Since those cars are not our focus here with ACC, and they’ll get plenty of publicity from the Next Gen crowd, let’s look at some of the highest estimated American models coming up for sale on Florida’s northernmost island.

At Gooding & Company, a 2017 Ford GT joins a 2006 Ford GT and a 1941 Cadillac Series 62 convertible sedan as the only American make lots at the sale. The latest GTs estimate is $800k–$1m. At the time of cataloging, it only had 15 miles on the odometer.

Bonhams will offer 28 American-made cars as part of their Amelia Island consignments. The expected high seller from that group is a rather famous car: the dune buggy from “The Thomas Crown Affair.” It’s an original Meyers Manx body done up by Con-Ferr for the movie. Yes, yes, it’s a good part Volkswagen (with Datsun seats), but the construction, ingenuity and good looks are all American. Bonhams estimates it’ll sell between $400k–$600k.

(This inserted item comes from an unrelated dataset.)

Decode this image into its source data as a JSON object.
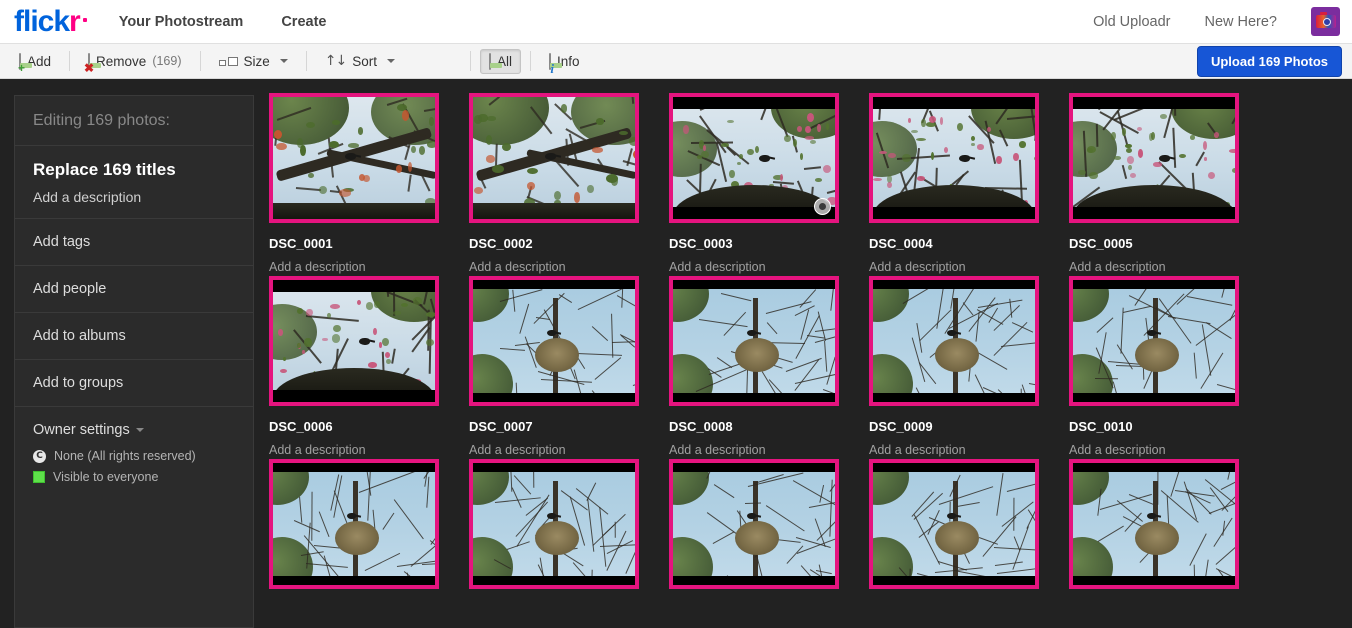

RM Sotheby’s has considerably more American-made lots to choose from (42), with the highest estimate coming from a 1930 Duesenberg Model J convertible coupe by Murphy (RM Sotheby’s estimate: $1.4m–$1.8m).

When it hammers, as there is no reserve on this item from the Keith Crane Collection, it’ll be one of the top sellers from the island, as only two cars currently listed by RM Sotheby’s have higher estimates.